W każdym razie, dotarliśmy na lotnisko w Zadarze, a następnie udaliśmy się do terminalu Lotnictwa Ogólnego w celu złożenia planu lotu i ostatecznego zaplanowania trasy. Niedługo potem pojawił się agent handlingu z informacją, że mamy natychmiast opuścić terminal, bo inaczej zapłacimy za korzystanie z niego 100 EUR. Możemy za to pójść do głównego terminala i przejść przez kontrolę bezpieczeństwa, po której możemy dokończyć planowanie w biurze handlingu.


Jakiś czas później, wykonaliśmy przegląd przedlotowy, briefing i wystartowaliśmy w kierunku Alp Dynarskich, jednocześnie wznosząc się na wysokość 5,500 stóp nad poziom morza. Po przekroczeniu punktu SONIK, dostaliśmy zgodę na zmianę częstotliwości. Następnie, przed dolotem do radiolatarni VOR na zachód od Bania Luki (117.9), otrzymaliśmy zgodę na wlot w przestrzeń kontrolowaną i prośbę o zgłoszenie prawego z wiatrem do pasa 17. Jedyny ruch jaki zaobserwowaliśmy to ATR Air Serbii oraz inny mały samolot z Bośni lub Serbii. Rzuciłem propozycję zrobienia briefingu przed lądowaniem WANT.
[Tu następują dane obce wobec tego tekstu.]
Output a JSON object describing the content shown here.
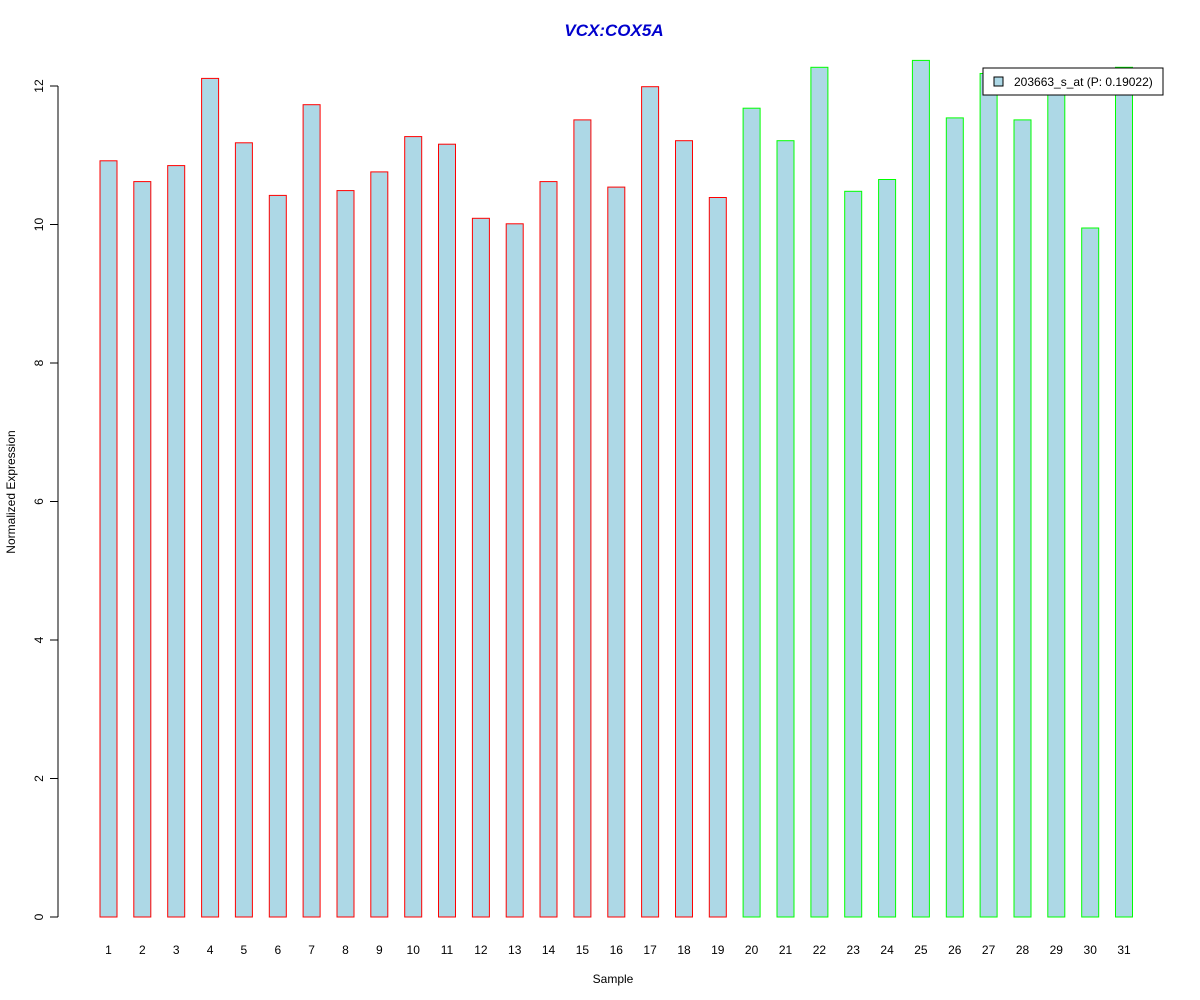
{
  "chart_data": {
    "type": "bar",
    "title": "VCX:COX5A",
    "xlabel": "Sample",
    "ylabel": "Normalized Expression",
    "ylim": [
      0,
      12.5
    ],
    "yticks": [
      "0",
      "2",
      "4",
      "6",
      "8",
      "10",
      "12"
    ],
    "grid": false,
    "legend_position": "top-right",
    "categories": [
      "1",
      "2",
      "3",
      "4",
      "5",
      "6",
      "7",
      "8",
      "9",
      "10",
      "11",
      "12",
      "13",
      "14",
      "15",
      "16",
      "17",
      "18",
      "19",
      "20",
      "21",
      "22",
      "23",
      "24",
      "25",
      "26",
      "27",
      "28",
      "29",
      "30",
      "31"
    ],
    "series": [
      {
        "name": "203663_s_at (P: 0.19022)",
        "values": [
          10.92,
          10.62,
          10.85,
          12.11,
          11.18,
          10.42,
          11.73,
          10.49,
          10.76,
          11.27,
          11.16,
          10.09,
          10.01,
          10.62,
          11.51,
          10.54,
          11.99,
          11.21,
          10.39,
          11.68,
          11.21,
          12.27,
          10.48,
          10.65,
          12.37,
          11.54,
          12.18,
          11.51,
          11.94,
          9.95,
          12.27
        ]
      }
    ],
    "colors": {
      "fill": "#add8e6",
      "group1_border": "#ff0000",
      "group2_border": "#00ff00",
      "title": "#0000cd"
    },
    "groups": [
      1,
      1,
      1,
      1,
      1,
      1,
      1,
      1,
      1,
      1,
      1,
      1,
      1,
      1,
      1,
      1,
      1,
      1,
      1,
      2,
      2,
      2,
      2,
      2,
      2,
      2,
      2,
      2,
      2,
      2,
      2
    ]
  }
}
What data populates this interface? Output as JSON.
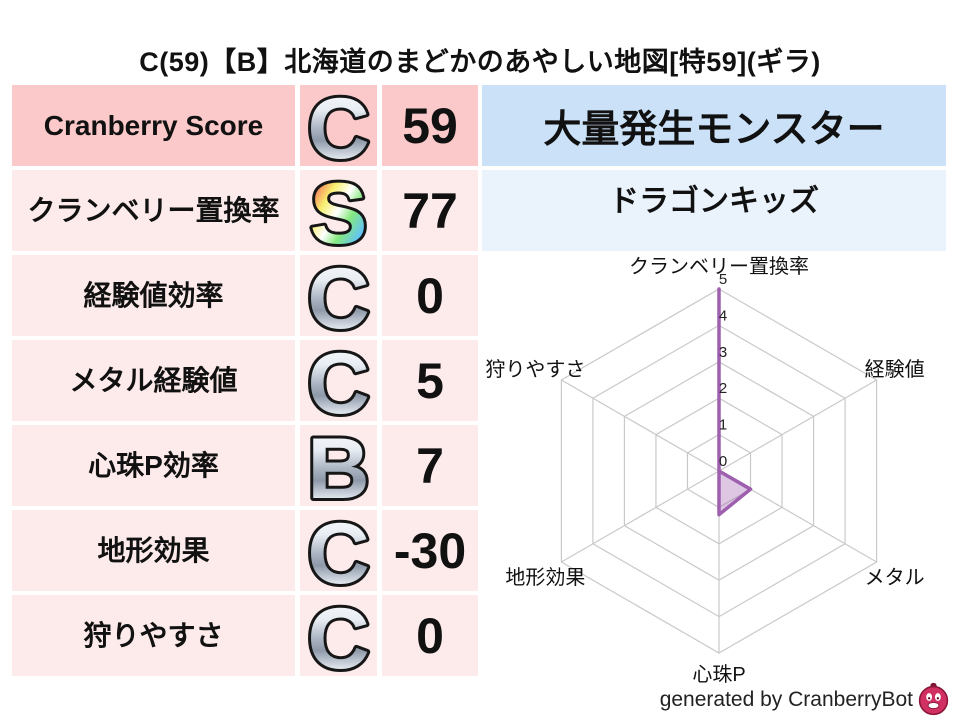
{
  "title": "C(59)【B】北海道のまどかのあやしい地図[特59](ギラ)",
  "stats_table": {
    "rows": [
      {
        "label": "Cranberry Score",
        "grade": "C",
        "value": "59",
        "grade_fill": "url(#grad-silver)"
      },
      {
        "label": "クランベリー置換率",
        "grade": "S",
        "value": "77",
        "grade_fill": "url(#grad-rainbow)"
      },
      {
        "label": "経験値効率",
        "grade": "C",
        "value": "0",
        "grade_fill": "url(#grad-silver)"
      },
      {
        "label": "メタル経験値",
        "grade": "C",
        "value": "5",
        "grade_fill": "url(#grad-silver)"
      },
      {
        "label": "心珠P効率",
        "grade": "B",
        "value": "7",
        "grade_fill": "url(#grad-silver)"
      },
      {
        "label": "地形効果",
        "grade": "C",
        "value": "-30",
        "grade_fill": "url(#grad-silver)"
      },
      {
        "label": "狩りやすさ",
        "grade": "C",
        "value": "0",
        "grade_fill": "url(#grad-silver)"
      }
    ]
  },
  "monster_panel": {
    "header": "大量発生モンスター",
    "name": "ドラゴンキッズ"
  },
  "chart_data": {
    "type": "radar",
    "categories": [
      "クランベリー置換率",
      "経験値",
      "メタル",
      "心珠P",
      "地形効果",
      "狩りやすさ"
    ],
    "values": [
      5,
      0,
      1,
      1.2,
      0,
      0
    ],
    "ticks": [
      0,
      1,
      2,
      3,
      4,
      5
    ],
    "max": 5,
    "grid": true,
    "grid_color": "#c9c9c9",
    "series_stroke": "#9d5fae",
    "series_fill": "rgba(157,95,174,0.35)",
    "tick_color": "#222222",
    "label_color": "#111111"
  },
  "footer": {
    "credit": "generated by CranberryBot"
  },
  "colors": {
    "row_highlight_bg": "#fbc9c9",
    "row_bg": "#fdeaea",
    "monster_header_bg": "#cae1f8",
    "monster_name_bg": "#eaf2fc",
    "logo_body": "#d13063",
    "logo_outline": "#8a1638"
  }
}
(W)eather - pogoda jest świetna. Czyste niebo, bardzo dobra widoczność, brak wiatru.
(A)ircraft - samolot sprawny i przystosowany do wykonania podejścia z widocznością
(N)OTAMs - brak dodatkowych informacji, które nas by dotyczyły
(T)hreats - Na pewno zagrożeniem jest bariera językowa. My ich możemy źle zrozumieć, oni na pewno nie będą rozumieć nas. Trzeba uważać na to co się mówi i słuchać uważnie.


- Pytania? O czymś zapomniałem co mógłbyś dodać? Zapytałem swojego F/O.
- Żadnych pytań, wszystko jest dla mnie jasne - odpowiedział.
Język faktycznie sprawiał problem. Podczas zniżania z 5,500 stóp, ATC zadało strasznie długie pytanie, z którego w sumie nie wyłapałem żadnego sensu.

Próbowałem jakoś potwierdzić cokolwiek, co zrozumiałem:
- Banja Luka Wieża, SP-GON, korespondencja nieczytelna, zrozumiałem że nie mamy slota.. o jakim problemie Pan mówi?
5 sekund później..
- S-ON, nie nie nie, nie ma slota i nie ma żadnego problemu. Proszę zgłosić prawy z wiatrem do pasa 17.


Niech będzie. Wylądowaliśmy, opuściliśmy pas, zakołowałem i zatrzymałem samolot. Po chwili przybiegł agent handlingowy z informacją, że pomimo złożenia planu lotu nie poprosiliśmy o przydzielenie slota i teraz musimy poczekać, aż obsłużą Air Serbia, który wylądował tuż przed nami. Po pół godzinie Air Serbia odleciał do Serbii, a my dostaliśmy zezwolenie na opuszczenie samolotu i przejście do kontroli paszportowej, gdzie otrzymaliśmy ładne pieczątki w naszych paszportach.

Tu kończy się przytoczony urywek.